Still Lives
Performance Installation Series
Artists: Luke George and Daniel Kok
With various collaborators and participants across the series and locations
Recipient of two 2022 Green Room Awards (Melbourne) - Contemporary & Experimental Performance: Outstanding Achievement + Design & Technical Achievement
Still Lives is a performance-installation series that captures (with ropes) significant moments or movement in relation to specific cultural contexts. Each edition of Still Lives is a durational, site-responsive and context-specific process of binding cultural objects in their place. This allows new conversations to emerge and unveils narratives about local history, political tensions, social connections and personal attachments. So far, the series has included:
Still Lives: Melbourne
Presented at National Gallery of Victoria for Rising Festival 2022
Five Australian Rules players transformed into living sculptures, in which a spectacular mark by footy legend and proud Noongar man Andrew Krakouer was recreated as a suspended tableau. As spectators gathered in the National Gallery of Victoria for the Rising Festival 2022, the powerful influence of football in the cultural life of Melbourne became an object of interrogation.
Still Lives: Auckland
Presented by the F.O.L.A. - [AKL], 2024
In Town Hall of Tāmaki Makaurau Auckland, eight female rugby players were bound together to re-create one half of an interlocking scrum. Urgent issues, such as sexism, racism, homophobia and transphobia within sporting culture are also revealed through the knotty negotiation between bodies.
Still Lives: Fremantle
Presented by the Fremantle Biennale 2023 SIGNALS
Looking to maritime past and histories of imprisonment of a key naval port in Australia, whilst out at sea, sailing towards Walyalup / Fremantle from the direction of Wadjemup / Rottnest Island, a bugle player was suspended between the masts of a 130 year old pearl lugger. As the ship entered the Fremantle Fishing Boat Harbour at sunset, the bugler performed The Last Post, an international anthem for remembering and rest.
Still Lives: Venice
Presented by La Biennale di Venezia, Biennale Danza, 2019
For the 2019 Venice Biennale, a gondola and gondolier were tied together using 1km of locally made jute rope. With its relationship to water and boats, rope is an ever-present material in Venice. Before it became a central venue for the Biennale, the Arsenale also housed the making of rope for its naval fleet. This durational performance-installation took place in a public square on Via Garibaldi, in front of the Giuseppe Garibaldi Monument.
Photography:
Still Lives: Melbourne
images: Tim Carrafa, Michelle Li, and Gregory Lorenzutti
Still Lives: Auckland
Images by Jo Caird
Still Lives: Fremantle
Video stills Kitecast Media
Still Lives: Venice
Images Lucio Fiorentino
"A near spiritual experience today watching the kind of art that moves you in ways you can’t quite find the words to express. In a city where football is a religion it was fitting that art should intersect so powerfully with sport in the Still Lives installation as part of RISING.

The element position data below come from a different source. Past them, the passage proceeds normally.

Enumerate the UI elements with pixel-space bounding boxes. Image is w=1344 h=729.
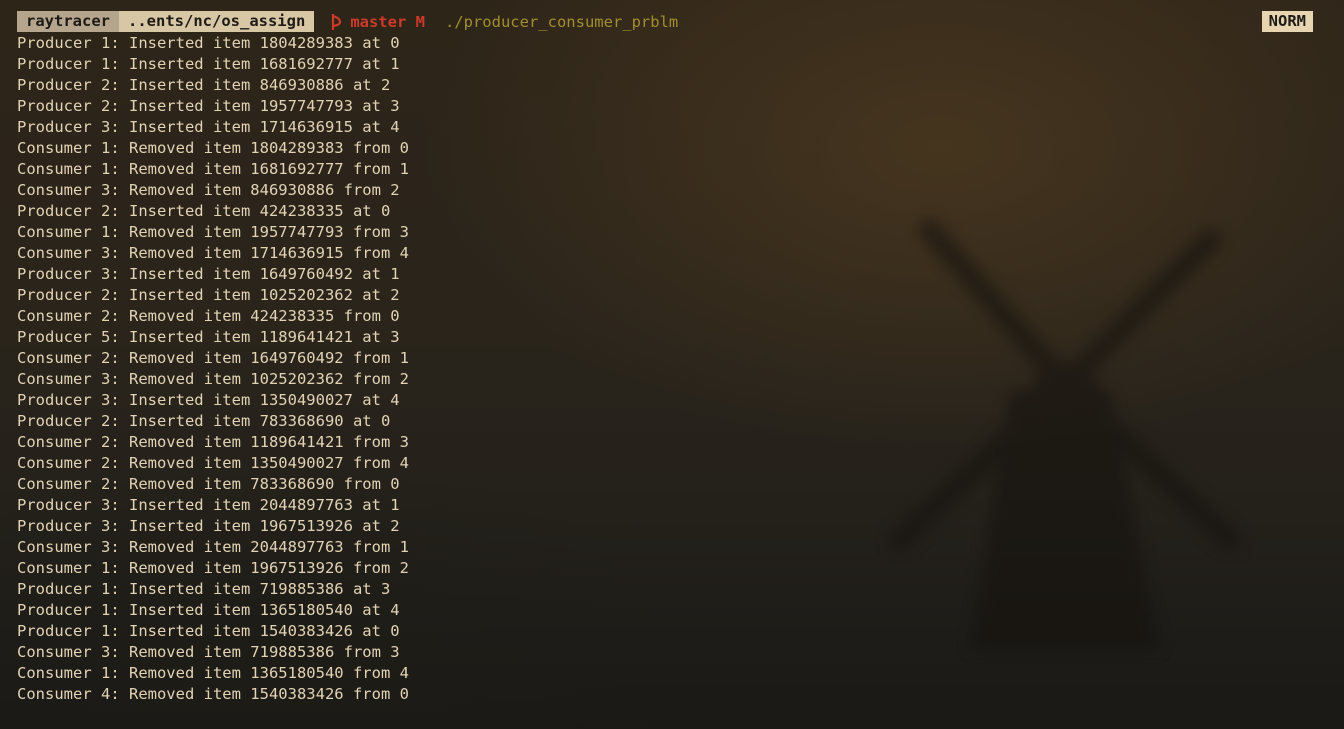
output-line: Consumer 3: Removed item 2044897763 from… (17, 538, 409, 556)
output-line: Consumer 1: Removed item 1957747793 from… (17, 223, 409, 241)
output-line: Consumer 1: Removed item 1967513926 from… (17, 559, 409, 577)
output-line: Producer 3: Inserted item 2044897763 at … (17, 496, 400, 514)
git-status: master M (330, 13, 425, 31)
output-line: Producer 2: Inserted item 424238335 at 0 (17, 202, 391, 220)
output-line: Producer 3: Inserted item 1967513926 at … (17, 517, 400, 535)
git-branch-label: master M (350, 12, 425, 31)
output-line: Consumer 1: Removed item 1681692777 from… (17, 160, 409, 178)
output-line: Consumer 3: Removed item 719885386 from … (17, 643, 400, 661)
vi-mode-badge: NORM (1261, 11, 1313, 32)
executed-command: ./producer_consumer_prblm (444, 12, 679, 31)
command-output: Producer 1: Inserted item 1804289383 at … (17, 33, 1327, 705)
output-line: Producer 2: Inserted item 1025202362 at … (17, 286, 400, 304)
prompt-line: raytracer ..ents/nc/os_assign master M .… (17, 10, 1327, 33)
output-line: Consumer 2: Removed item 424238335 from … (17, 307, 400, 325)
output-line: Consumer 3: Removed item 846930886 from … (17, 181, 400, 199)
output-line: Consumer 3: Removed item 1714636915 from… (17, 244, 409, 262)
output-line: Producer 1: Inserted item 1804289383 at … (17, 34, 400, 52)
prompt-directory-name: raytracer (17, 11, 119, 32)
output-line: Consumer 1: Removed item 1365180540 from… (17, 664, 409, 682)
output-line: Producer 2: Inserted item 1957747793 at … (17, 97, 400, 115)
git-branch-icon (332, 13, 342, 30)
output-line: Producer 3: Inserted item 1649760492 at … (17, 265, 400, 283)
output-line: Consumer 4: Removed item 1540383426 from… (17, 685, 409, 703)
output-line: Producer 2: Inserted item 783368690 at 0 (17, 412, 391, 430)
output-line: Producer 1: Inserted item 1365180540 at … (17, 601, 400, 619)
output-line: Producer 1: Inserted item 719885386 at 3 (17, 580, 391, 598)
output-line: Producer 1: Inserted item 1540383426 at … (17, 622, 400, 640)
output-line: Producer 1: Inserted item 1681692777 at … (17, 55, 400, 73)
output-line: Producer 2: Inserted item 846930886 at 2 (17, 76, 391, 94)
output-line: Consumer 2: Removed item 1350490027 from… (17, 454, 409, 472)
prompt-directory-path: ..ents/nc/os_assign (119, 11, 315, 32)
output-line: Producer 5: Inserted item 1189641421 at … (17, 328, 400, 346)
terminal-window[interactable]: raytracer ..ents/nc/os_assign master M .… (17, 10, 1327, 705)
output-line: Consumer 1: Removed item 1804289383 from… (17, 139, 409, 157)
output-line: Consumer 2: Removed item 1649760492 from… (17, 349, 409, 367)
output-line: Producer 3: Inserted item 1714636915 at … (17, 118, 400, 136)
output-line: Producer 3: Inserted item 1350490027 at … (17, 391, 400, 409)
output-line: Consumer 2: Removed item 783368690 from … (17, 475, 400, 493)
output-line: Consumer 3: Removed item 1025202362 from… (17, 370, 409, 388)
output-line: Consumer 2: Removed item 1189641421 from… (17, 433, 409, 451)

Only in Melbourne could you bind five footy players with rope and suspend them in mid-air in the NGV’s Great Hall to recreate a famous mark of the year – Andrew Krakouer’s 2011 hanger in a game between Collingwood and Adelaide.
The players re-enacting it, represented a range of diverse groups the AFL hasn’t historically treated well – women, Indigenous players, and trans and gay footballers. The living sculpture they created over three hours was a breathtaking representation of the complex power dynamics at play in Australia’s national sport and the work it still has to do to tackle sexism, racism, transphobia and homophobia.
It was an intensely emotional experience and it reminded me of how important art is in challenging and changing cultures, making us feel and making us think, and being the spiritual balm for the soul we have all sorely missed these past few years.”